Letters to the Editor

On "Is History History?"

Allan J. Lichtman | Oct 31, 2022

To the Editor:

Whether intentionally or not, AHA president James H. Sweet’s misguided critique of “presentism” in historical study (“Is History History?,” September 2022) plays into the hands of “presentist” politicians who are censoring the teaching of history.

Like Sweet, the right-wing politicians who would erase racial issues from American history have assailed both identity politics and The 1619 Project. Texas and Florida have banned outright the teaching of The 1619 Project; since 2020, 35 states have enacted or proposed laws that broadly restrict our teaching about the history of race in America. Former president Donald Trump’s 1776 Commission’s report on guidelines for teaching American history devotes four of its 40 pages to a diatribe against “identity politics,” which Trump denounced as “toxic propaganda.” In a statement co-signed by 47 other organizations, the AHA itself condemned the commission for failing “to engage a rich and vibrant body of scholarship that has evolved over the last seven decades.”

Despite these right-wing attacks on history, Sweet devotes but one brief paragraph to right-wing efforts at controlling history teaching. He fails to balance his lengthy critique of The 1619 Project with a single word on the 1776 Commission. The only white person targeted (briefly) in his statement is US Supreme Court justice Samuel Alito. Shockingly, but not surprisingly, white nationalist leader Richard Spencer praised Sweet’s statement as “reasonable in the extreme.” Sweet further creates a false equivalence between a privately produced study—The 1619 Project—and politicians dictating our teaching by law. In a preface to the 25th anniversary edition of his iconic book, Orientalism, Edward Said warned about the dangers of state censorship. “Above all, critical thought does not submit to state power,” he wrote.

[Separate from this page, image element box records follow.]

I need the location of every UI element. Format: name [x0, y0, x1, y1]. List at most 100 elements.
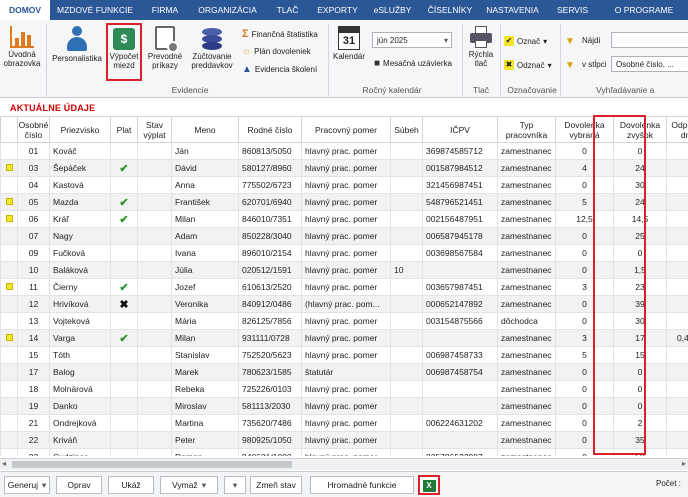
table-row[interactable]: 13 Vojteková Mária 826125/7856 hlavný prac. …: [0, 312, 688, 330]
chevron-down-icon: ▾: [41, 480, 47, 490]
table-row[interactable]: 18 Molnárová Rebeka 725226/0103 hlavný prac.…: [0, 380, 688, 398]
row-marker[interactable]: [0, 278, 18, 296]
table-row[interactable]: 22 Kriváň Peter 980925/1050 hlavný prac. pom…: [0, 431, 688, 449]
row-marker[interactable]: [0, 227, 18, 245]
column-header-7[interactable]: Pracovný pomer: [301, 116, 391, 143]
rychla-tlac-button[interactable]: Rýchla tlač: [465, 26, 497, 68]
generuj-button[interactable]: Generuj ▾: [4, 476, 50, 494]
table-row[interactable]: 05 Mazda ✔ František 620701/6940 hlavný prac.…: [0, 193, 688, 211]
plan-dovoleniek-button[interactable]: ☼ Plán dovoleniek: [242, 46, 311, 57]
column-header-6[interactable]: Rodné číslo: [238, 116, 302, 143]
table-row[interactable]: 12 Hrivíková ✖ Veronika 840912/0486 (hlavný p…: [0, 295, 688, 313]
column-header-4[interactable]: Stav výplat: [137, 116, 172, 143]
menu-item-5[interactable]: EXPORTY: [310, 0, 365, 20]
table-row[interactable]: 21 Ondrejková Martina 735620/7486 hlavný pra…: [0, 414, 688, 432]
scroll-left-icon[interactable]: ◂: [2, 459, 6, 468]
row-marker[interactable]: [0, 261, 18, 279]
evidencia-skoleni-button[interactable]: ▲ Evidencia školení: [242, 64, 317, 75]
ukaz-button[interactable]: Ukáž: [108, 476, 154, 494]
column-header-11[interactable]: Dovolenka vybraná: [555, 116, 614, 143]
table-row[interactable]: 06 Kráľ ✔ Milan 846010/7351 hlavný prac. pome…: [0, 210, 688, 228]
row-marker[interactable]: [0, 210, 18, 228]
row-marker[interactable]: [0, 363, 18, 381]
row-marker[interactable]: [0, 431, 18, 449]
cell-stav: [137, 261, 172, 279]
scroll-thumb[interactable]: [12, 461, 292, 468]
column-header-12[interactable]: Dovolenka zvyšok: [613, 116, 667, 143]
mesacna-uzavierka-button[interactable]: ■ Mesačná uzávierka: [374, 58, 452, 69]
menu-item-7[interactable]: ČÍSELNÍKY: [420, 0, 480, 20]
uvodna-obrazovka-button[interactable]: Úvodná obrazovka: [2, 26, 42, 68]
row-marker[interactable]: [0, 193, 18, 211]
column-header-8[interactable]: Súbeh: [390, 116, 423, 143]
menu-item-3[interactable]: ORGANIZÁCIA: [190, 0, 265, 20]
row-marker[interactable]: [0, 397, 18, 415]
vypocet-miezd-button[interactable]: $ Výpočet miezd: [106, 23, 142, 81]
financna-statistika-button[interactable]: Σ Finančná štatistika: [242, 28, 318, 40]
table-row[interactable]: 23Cudzinec Roman840621/1000hlavný prac. p…: [0, 448, 688, 456]
row-marker[interactable]: [0, 414, 18, 432]
menu-item-6[interactable]: eSLUŽBY: [365, 0, 420, 20]
menu-item-4[interactable]: TLAČ: [265, 0, 310, 20]
odznac-button[interactable]: ✖ Odznač ▾: [504, 60, 552, 70]
row-marker[interactable]: [0, 329, 18, 347]
menu-item-10[interactable]: O PROGRAME: [600, 0, 688, 20]
table-row[interactable]: 04 Kastová Anna 775502/6723 hlavný prac. pom…: [0, 176, 688, 194]
row-marker[interactable]: [0, 346, 18, 364]
filter-clear-icon[interactable]: ▼: [565, 60, 575, 71]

Sweet subtly blames the victim for right-wing censorship, writing, “Conservative lawmakers decided that if [The 1619 Project] was the history of slavery being taught in schools, the topic shouldn’t be taught at all.” Yet conservative attacks on alleged left-wing bias in education long predate the project’s emergence in 2019. John K. Wilson wrote 27 years ago in The Myth of Political Correctness about conservatives who claim they “are the victims of a prevailing leftist ideology in American universities, oppressed by radical students and faculty determined to brainwash them.”

In a purported apology, Sweet does not retract anything from his statement. Instead, in a deflection typical of politicians, he apologizes for his audience’s reaction: “I take full responsibility that it did not convey what I intended and for the harm that it has caused.” He never explained what he really intended or how and why it was misunderstood. In a thinly disguised version of the old chestnut that “some of my best friends are Black,” Sweet says, “I sincerely regret the way I have alienated some of my Black colleagues and friends.” Sweet implies that he offended only Black colleagues. I am not Black and am profoundly offended.